La storia ci sussurra che trattasi di un'invenzione cinese, sortita dalla testa di un certo Sin-en-ti nel lontanissimo 206 a.C. Il "celerifero", un veicolo a due ruote privo di pedali e freni, viene attribuito al francese De Sirvac nel 1791. A un altro francese, Pierre Michaud, si deve la realizzazione, nel 1861, del primo velocipede con i caratteristici due alti pedali sul mozzo della ruota anteriore. Ancora pochi anni, e nel 1885 l'industriale inglese John Kemp Starley costruisce la "Rover Safety": prima bici con i pedali che trasmettono il moto alla ruota posteriore per mezzo di una catena.

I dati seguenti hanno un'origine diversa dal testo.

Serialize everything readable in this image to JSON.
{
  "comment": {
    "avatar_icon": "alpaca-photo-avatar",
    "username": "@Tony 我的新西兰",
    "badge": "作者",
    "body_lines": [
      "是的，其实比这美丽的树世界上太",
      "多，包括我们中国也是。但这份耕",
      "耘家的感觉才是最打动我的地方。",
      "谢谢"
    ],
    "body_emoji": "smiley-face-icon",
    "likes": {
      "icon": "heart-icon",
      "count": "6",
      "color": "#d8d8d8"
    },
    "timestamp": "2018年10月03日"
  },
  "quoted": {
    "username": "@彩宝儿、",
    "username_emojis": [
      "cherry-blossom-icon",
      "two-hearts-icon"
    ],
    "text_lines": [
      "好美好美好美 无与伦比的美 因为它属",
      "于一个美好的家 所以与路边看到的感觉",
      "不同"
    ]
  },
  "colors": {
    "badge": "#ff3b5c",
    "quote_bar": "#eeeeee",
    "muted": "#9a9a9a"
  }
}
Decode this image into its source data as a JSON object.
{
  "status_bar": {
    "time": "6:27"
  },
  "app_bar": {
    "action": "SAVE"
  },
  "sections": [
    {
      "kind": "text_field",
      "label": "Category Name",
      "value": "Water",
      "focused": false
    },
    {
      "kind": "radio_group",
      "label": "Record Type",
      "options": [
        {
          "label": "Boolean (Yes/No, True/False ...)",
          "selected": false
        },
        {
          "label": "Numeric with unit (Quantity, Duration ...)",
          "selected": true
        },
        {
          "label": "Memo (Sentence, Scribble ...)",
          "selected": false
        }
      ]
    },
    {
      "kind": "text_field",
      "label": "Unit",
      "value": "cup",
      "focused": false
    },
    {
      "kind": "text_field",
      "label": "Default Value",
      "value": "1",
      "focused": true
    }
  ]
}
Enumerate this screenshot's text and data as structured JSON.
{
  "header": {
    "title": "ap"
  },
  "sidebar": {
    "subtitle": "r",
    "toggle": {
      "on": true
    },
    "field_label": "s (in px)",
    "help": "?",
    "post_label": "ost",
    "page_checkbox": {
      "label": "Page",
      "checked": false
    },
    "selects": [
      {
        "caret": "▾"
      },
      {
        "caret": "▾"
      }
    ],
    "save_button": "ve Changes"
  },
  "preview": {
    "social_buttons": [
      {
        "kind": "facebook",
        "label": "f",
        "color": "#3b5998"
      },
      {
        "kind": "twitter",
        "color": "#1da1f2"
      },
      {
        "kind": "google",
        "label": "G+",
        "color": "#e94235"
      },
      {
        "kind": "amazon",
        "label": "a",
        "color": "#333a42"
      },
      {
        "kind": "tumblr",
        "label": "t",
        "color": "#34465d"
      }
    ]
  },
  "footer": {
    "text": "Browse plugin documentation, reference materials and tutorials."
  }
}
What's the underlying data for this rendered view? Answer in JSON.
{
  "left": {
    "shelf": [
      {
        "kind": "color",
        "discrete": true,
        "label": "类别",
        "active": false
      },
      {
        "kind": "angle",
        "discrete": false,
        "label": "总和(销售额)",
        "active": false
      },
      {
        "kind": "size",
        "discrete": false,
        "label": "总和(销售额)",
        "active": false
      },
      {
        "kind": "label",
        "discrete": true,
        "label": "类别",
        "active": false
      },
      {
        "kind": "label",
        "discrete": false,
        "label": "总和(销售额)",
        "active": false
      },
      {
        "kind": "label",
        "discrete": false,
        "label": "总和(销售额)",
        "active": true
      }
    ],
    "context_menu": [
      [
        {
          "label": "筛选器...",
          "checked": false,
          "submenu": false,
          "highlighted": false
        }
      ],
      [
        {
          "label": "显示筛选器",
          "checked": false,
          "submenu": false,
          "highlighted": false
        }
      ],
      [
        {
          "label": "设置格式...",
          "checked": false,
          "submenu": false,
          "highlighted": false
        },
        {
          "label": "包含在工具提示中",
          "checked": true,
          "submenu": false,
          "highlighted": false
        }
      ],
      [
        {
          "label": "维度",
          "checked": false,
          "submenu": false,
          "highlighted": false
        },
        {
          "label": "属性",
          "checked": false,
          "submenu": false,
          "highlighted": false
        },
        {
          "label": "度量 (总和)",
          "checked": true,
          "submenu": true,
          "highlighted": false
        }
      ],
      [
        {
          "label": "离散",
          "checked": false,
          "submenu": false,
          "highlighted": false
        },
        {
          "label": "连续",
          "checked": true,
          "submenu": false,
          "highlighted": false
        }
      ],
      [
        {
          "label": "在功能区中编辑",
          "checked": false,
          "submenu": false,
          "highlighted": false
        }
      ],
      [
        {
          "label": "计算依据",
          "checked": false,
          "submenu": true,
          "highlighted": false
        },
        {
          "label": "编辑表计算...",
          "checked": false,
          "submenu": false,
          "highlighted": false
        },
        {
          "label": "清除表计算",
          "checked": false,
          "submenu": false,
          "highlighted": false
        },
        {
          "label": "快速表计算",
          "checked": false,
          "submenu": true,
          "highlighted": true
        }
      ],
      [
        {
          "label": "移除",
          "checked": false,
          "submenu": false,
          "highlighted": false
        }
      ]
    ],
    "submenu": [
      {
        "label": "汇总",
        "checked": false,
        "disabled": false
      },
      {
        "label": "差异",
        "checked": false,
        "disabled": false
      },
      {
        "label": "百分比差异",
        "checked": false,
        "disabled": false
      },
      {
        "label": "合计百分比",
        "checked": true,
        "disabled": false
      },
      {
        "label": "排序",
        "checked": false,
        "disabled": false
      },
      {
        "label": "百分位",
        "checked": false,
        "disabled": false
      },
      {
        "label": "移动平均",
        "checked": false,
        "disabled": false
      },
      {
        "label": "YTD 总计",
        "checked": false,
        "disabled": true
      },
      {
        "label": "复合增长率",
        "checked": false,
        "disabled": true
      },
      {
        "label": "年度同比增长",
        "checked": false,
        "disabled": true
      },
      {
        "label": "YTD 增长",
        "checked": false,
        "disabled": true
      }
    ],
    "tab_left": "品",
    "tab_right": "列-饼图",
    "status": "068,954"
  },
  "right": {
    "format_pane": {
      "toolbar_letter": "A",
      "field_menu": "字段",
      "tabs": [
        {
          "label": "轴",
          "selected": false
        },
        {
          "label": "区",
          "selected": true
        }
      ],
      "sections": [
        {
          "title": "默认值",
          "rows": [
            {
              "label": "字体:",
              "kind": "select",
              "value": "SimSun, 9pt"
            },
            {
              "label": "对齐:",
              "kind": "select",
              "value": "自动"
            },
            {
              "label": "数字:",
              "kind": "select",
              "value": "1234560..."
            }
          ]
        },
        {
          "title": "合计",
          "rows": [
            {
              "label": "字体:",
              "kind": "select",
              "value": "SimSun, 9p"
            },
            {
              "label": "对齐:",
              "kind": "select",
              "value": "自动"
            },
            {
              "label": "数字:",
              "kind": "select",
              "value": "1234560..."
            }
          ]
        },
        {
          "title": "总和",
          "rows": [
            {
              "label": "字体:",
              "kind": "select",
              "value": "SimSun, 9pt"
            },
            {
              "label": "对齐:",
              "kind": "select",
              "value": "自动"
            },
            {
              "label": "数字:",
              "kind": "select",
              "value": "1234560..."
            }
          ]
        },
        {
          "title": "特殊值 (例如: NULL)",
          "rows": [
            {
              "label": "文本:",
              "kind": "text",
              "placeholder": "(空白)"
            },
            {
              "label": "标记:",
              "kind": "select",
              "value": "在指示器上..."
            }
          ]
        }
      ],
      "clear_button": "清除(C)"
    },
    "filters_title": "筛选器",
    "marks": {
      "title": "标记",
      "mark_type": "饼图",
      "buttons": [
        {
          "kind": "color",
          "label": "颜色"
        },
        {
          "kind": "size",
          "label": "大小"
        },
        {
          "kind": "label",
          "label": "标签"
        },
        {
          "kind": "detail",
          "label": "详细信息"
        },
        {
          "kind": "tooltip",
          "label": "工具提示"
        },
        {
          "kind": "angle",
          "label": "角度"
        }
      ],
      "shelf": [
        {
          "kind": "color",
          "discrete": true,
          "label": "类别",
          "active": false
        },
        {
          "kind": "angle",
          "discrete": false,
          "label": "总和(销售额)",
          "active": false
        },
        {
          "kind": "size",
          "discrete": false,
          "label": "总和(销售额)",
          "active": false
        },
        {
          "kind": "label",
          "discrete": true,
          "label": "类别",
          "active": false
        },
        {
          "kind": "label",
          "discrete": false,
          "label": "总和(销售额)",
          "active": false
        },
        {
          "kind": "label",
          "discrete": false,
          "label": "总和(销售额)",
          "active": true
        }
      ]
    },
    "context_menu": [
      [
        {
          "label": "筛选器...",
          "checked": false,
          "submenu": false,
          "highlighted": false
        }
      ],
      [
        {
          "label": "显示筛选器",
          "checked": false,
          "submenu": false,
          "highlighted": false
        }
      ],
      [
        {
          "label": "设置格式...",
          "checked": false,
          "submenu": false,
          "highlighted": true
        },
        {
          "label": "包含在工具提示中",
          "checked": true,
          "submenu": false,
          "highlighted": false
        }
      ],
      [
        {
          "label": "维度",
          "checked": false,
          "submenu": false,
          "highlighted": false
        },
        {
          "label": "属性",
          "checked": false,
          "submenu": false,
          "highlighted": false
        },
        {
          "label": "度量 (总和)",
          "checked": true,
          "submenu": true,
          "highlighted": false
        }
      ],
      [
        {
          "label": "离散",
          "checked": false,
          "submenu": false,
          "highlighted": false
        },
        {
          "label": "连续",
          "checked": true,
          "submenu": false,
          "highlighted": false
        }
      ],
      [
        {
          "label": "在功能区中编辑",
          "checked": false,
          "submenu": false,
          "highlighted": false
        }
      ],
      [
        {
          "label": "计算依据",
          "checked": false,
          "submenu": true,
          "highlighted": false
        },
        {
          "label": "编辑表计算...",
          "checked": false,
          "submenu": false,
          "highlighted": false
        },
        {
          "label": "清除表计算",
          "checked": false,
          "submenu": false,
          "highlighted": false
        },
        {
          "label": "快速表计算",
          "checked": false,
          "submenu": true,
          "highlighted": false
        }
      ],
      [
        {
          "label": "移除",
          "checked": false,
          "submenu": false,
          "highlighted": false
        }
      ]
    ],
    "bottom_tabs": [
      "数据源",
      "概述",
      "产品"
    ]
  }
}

Inizialmente la bicicletta era un veicolo di lusso, poi fu impiegata tra le bombe e il sangue delle guerre, quindi "la due ruote" divenne veicolo di massa. Nel dopoguerra, prima dell'arrivo della "cinquecento", la bicicletta faceva parte della vita degli italiani. Il cinema neorealista la immortalò in Ladri di biciclette. Più recentemente, Aldo A. Settia (in Bici e baci, ed, Marsilio) ha inserito "la due ruote" nello sfondo dell'Italia della ricostruzione, non ancora visitata dal boom economico, dove spesso la bicicletta come quella dei grandi campioni, Coppi e Bartali, restava un sogno insoddisfatto degli adolescenti: "se avessi anch'io una bicicletta così!..." pensa il giovane aspirante corridore, facendo di quell'agognato mazzo scintillante un alibi per vittorie non ancora conquistate su strade fangose e polverose, irte di tranelli e imbiancate dalla brina nelle gelide mattinate invernali.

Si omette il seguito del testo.